I am trying to ring premier inn and the price of a phone call is ridiculous to make a booking I was led to understand that they stopped using the 0871 numbers in 2015 this information is supplied by which

R. Morgan says:
15 March 2016

As at this date…They are still robbing people. The 0871 number is still in place with no alternative.

Chris Mather says:
30 March 2016

It seems Premier Inn are laughing again as they are not offering a basic rate number for existing bookings. I have been told that I need to speak directly to the Honiton branch and given the number 0871 527 9508, when I questioned this they said that is the only number, is this allowed?
Seriously unhappy with them and I’ve not even stayed yet, the first and last time I use these greedy bast$$ds.

I wanted to book a meeting room with them based on a co-worker’s recent candid memories with Premier Inn. Tried to use their website: no result in all of Edinburgh for 12 people (max capacity was 10).

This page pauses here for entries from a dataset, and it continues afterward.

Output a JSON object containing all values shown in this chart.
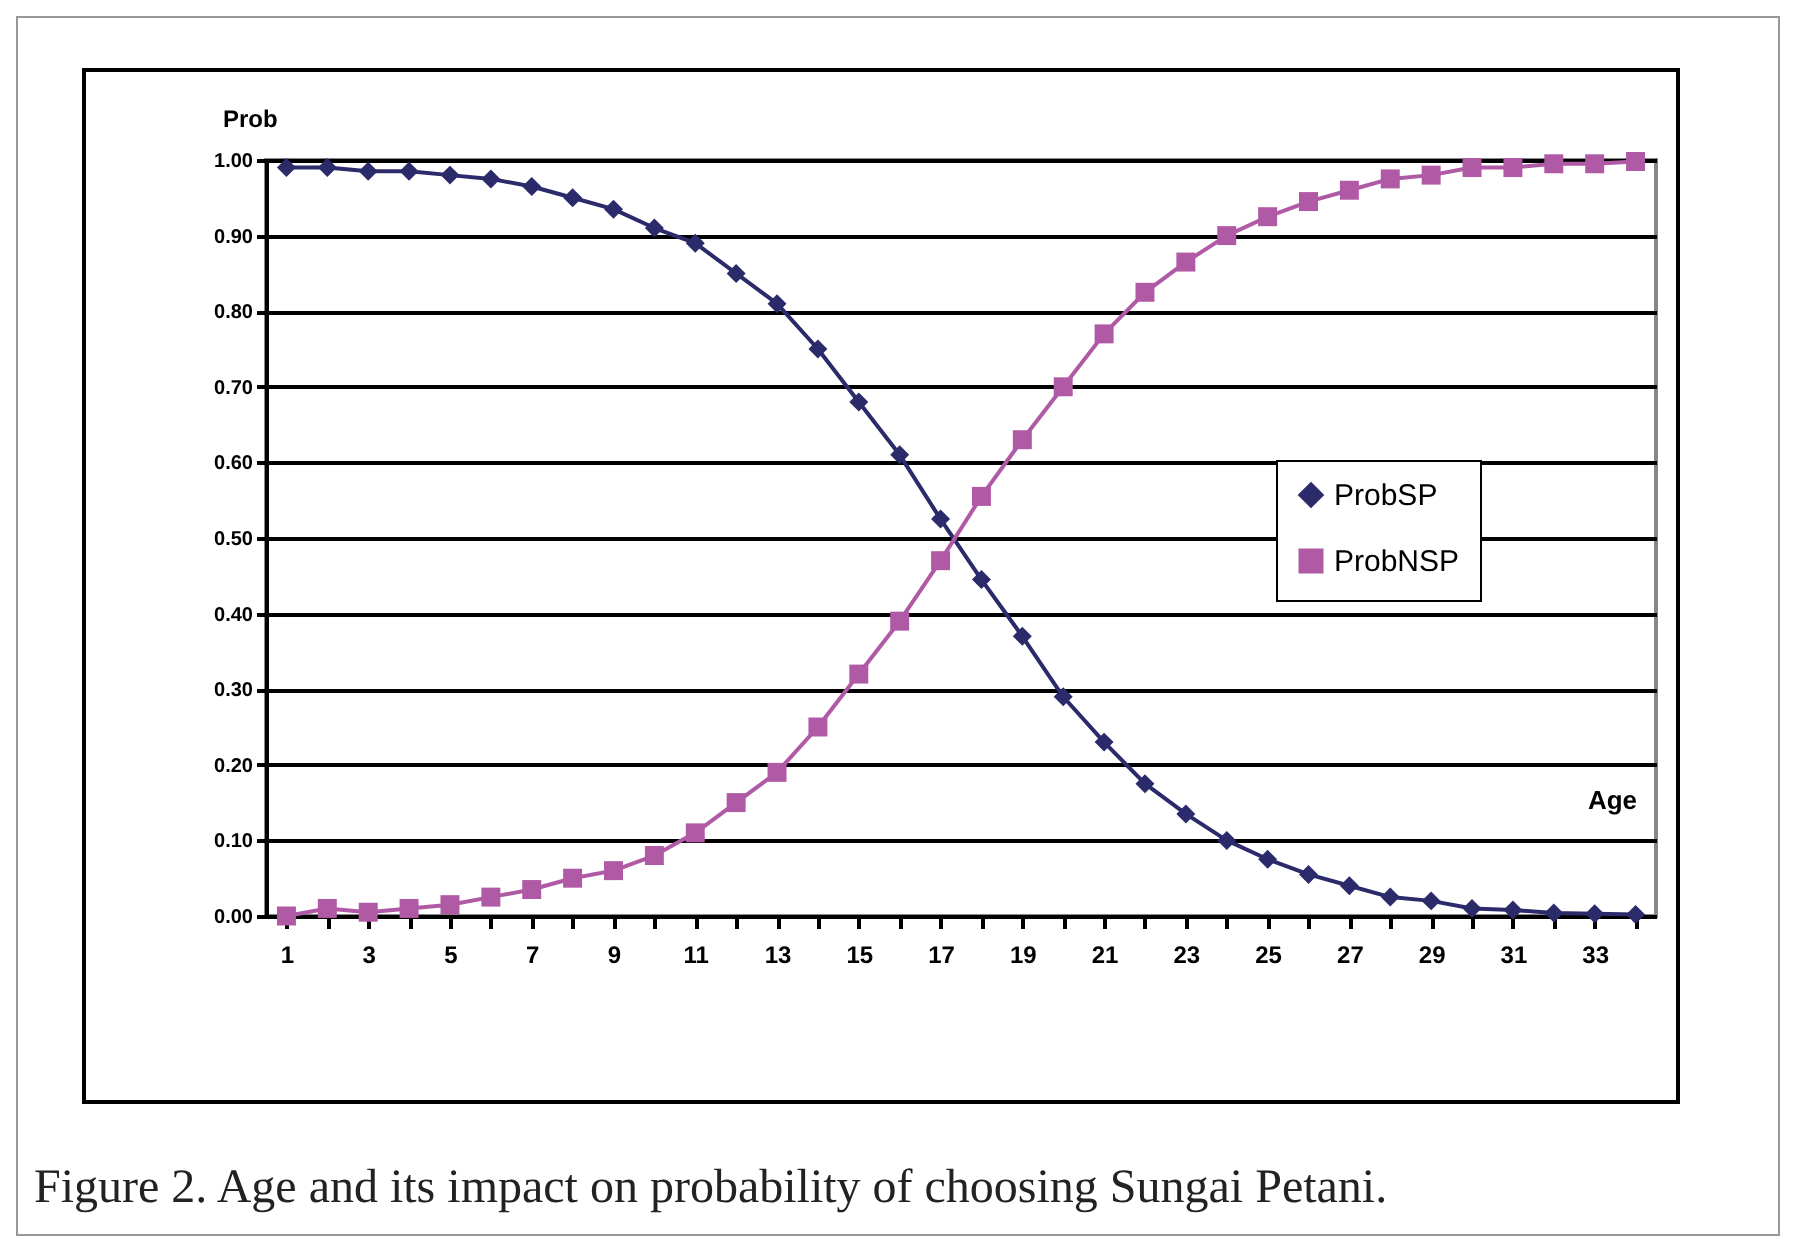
{
  "chart_data": {
    "type": "line",
    "xlabel": "Age",
    "ylabel": "Prob",
    "x": [
      1,
      2,
      3,
      4,
      5,
      6,
      7,
      8,
      9,
      10,
      11,
      12,
      13,
      14,
      15,
      16,
      17,
      18,
      19,
      20,
      21,
      22,
      23,
      24,
      25,
      26,
      27,
      28,
      29,
      30,
      31,
      32,
      33,
      34
    ],
    "series": [
      {
        "name": "ProbSP",
        "color": "#2b2a6b",
        "marker": "diamond",
        "values": [
          0.99,
          0.99,
          0.985,
          0.985,
          0.98,
          0.975,
          0.965,
          0.95,
          0.935,
          0.91,
          0.89,
          0.85,
          0.81,
          0.75,
          0.68,
          0.61,
          0.525,
          0.445,
          0.37,
          0.29,
          0.23,
          0.175,
          0.135,
          0.1,
          0.075,
          0.055,
          0.04,
          0.025,
          0.02,
          0.01,
          0.008,
          0.004,
          0.003,
          0.002
        ]
      },
      {
        "name": "ProbNSP",
        "color": "#b05aa6",
        "marker": "square",
        "values": [
          0.0,
          0.01,
          0.005,
          0.01,
          0.015,
          0.025,
          0.035,
          0.05,
          0.06,
          0.08,
          0.11,
          0.15,
          0.19,
          0.25,
          0.32,
          0.39,
          0.47,
          0.555,
          0.63,
          0.7,
          0.77,
          0.825,
          0.865,
          0.9,
          0.925,
          0.945,
          0.96,
          0.975,
          0.98,
          0.99,
          0.99,
          0.995,
          0.995,
          0.998
        ]
      }
    ],
    "xlim": [
      0.5,
      34.5
    ],
    "xticks": [
      1,
      {
        "value": 2,
        "label": null
      },
      3,
      {
        "value": 4,
        "label": null
      },
      5,
      {
        "value": 6,
        "label": null
      },
      7,
      {
        "value": 8,
        "label": null
      },
      9,
      {
        "value": 10,
        "label": null
      },
      11,
      {
        "value": 12,
        "label": null
      },
      13,
      {
        "value": 14,
        "label": null
      },
      15,
      {
        "value": 16,
        "label": null
      },
      17,
      {
        "value": 18,
        "label": null
      },
      19,
      {
        "value": 20,
        "label": null
      },
      21,
      {
        "value": 22,
        "label": null
      },
      23,
      {
        "value": 24,
        "label": null
      },
      25,
      {
        "value": 26,
        "label": null
      },
      27,
      {
        "value": 28,
        "label": null
      },
      29,
      {
        "value": 30,
        "label": null
      },
      31,
      {
        "value": 32,
        "label": null
      },
      33,
      {
        "value": 34,
        "label": null
      }
    ],
    "ylim": [
      0,
      1
    ],
    "yticks": [
      {
        "value": 0,
        "label": "0.00"
      },
      {
        "value": 0.1,
        "label": "0.10"
      },
      {
        "value": 0.2,
        "label": "0.20"
      },
      {
        "value": 0.3,
        "label": "0.30"
      },
      {
        "value": 0.4,
        "label": "0.40"
      },
      {
        "value": 0.5,
        "label": "0.50"
      },
      {
        "value": 0.6,
        "label": "0.60"
      },
      {
        "value": 0.7,
        "label": "0.70"
      },
      {
        "value": 0.8,
        "label": "0.80"
      },
      {
        "value": 0.9,
        "label": "0.90"
      },
      {
        "value": 1,
        "label": "1.00"
      }
    ],
    "grid": "y",
    "legend": "right",
    "line_style": "solid",
    "annotations": [
      "Figure 2. Age and its impact on probability of choosing Sungai Petani."
    ]
  }
}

Tried to call: no alternative number for the 0871 central line (isn’t that illegal in the first place?), but managed to dig up (out of curiosity) a local number from a 3rd party website. Called them, waited long, got switched to someone else, then being told that there are no room but there may be in one of the hotels, but they can’t see because it is managed locally (?!?!), and I need to call that hotel directly, here is a(nother) 0871 number for me…that is when I gave up, and spent 500 quid somewhere else (no premium rates, no contradicting information).

Premier Inn: congratulations to you! For the a potential small gain from a premium rate call, you just have thrown out the window 500 pounds of real revenue (plus potential future business, because I’m sure you understand I don’t consider you first the next time I need a meeting or hotel room). Very good business model!!

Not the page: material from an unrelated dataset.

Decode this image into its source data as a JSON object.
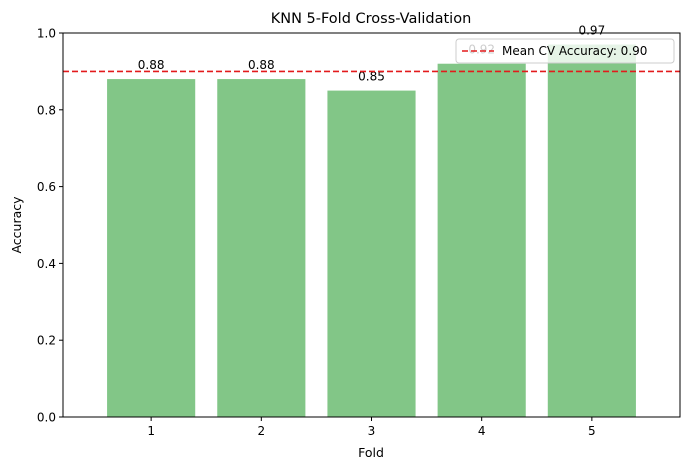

I have just been told I have to pay 13p per minute and after listening to some music for 2 minutes was informed that the staff in Canterbury were too busy right now and I should call back later or visit the website……..
Travelodge for me then!
Thanks Travellodge

Premier Inn Twigworth hotel, as listed in the webpage below, list a 0871 number. Pressing the “Contact us” at the bottom of the page, eventually displays a 033 number.


The non-chargable number is 01452 228493, as found on http://www.saynoto0870.com/numbersearch.php and verified by me.

This comment was removed at the request of the user

kjomie says:
14 July 2017

Premier Inn has reverted to using costly 0871 number for contact, no alternative available.

Premier inn is still publicising the 0871 on their website ; http://www.premierinn.com/gb/en/hotels/england/county-durham/durham/durham-city-centre.html

Saynoto0870 shows the non 0871 number as 0191 374 4400 & I can confirm that’s correct.

Andy Wells says:
18 September 2017

September 2017 – still advertising 0871 numbers, I have just spent a total of 35 minutes waiting to query a bill with them, at 13p a minute plus phone charges; it’s disgraceful. Email states they will get back to me in 14 days. Very poor service. Ironically I’m phoning them to try and pay, as they neglected to take a payment when we booked in, or out – I’ll e-mail them and see how long it takes to get back to me!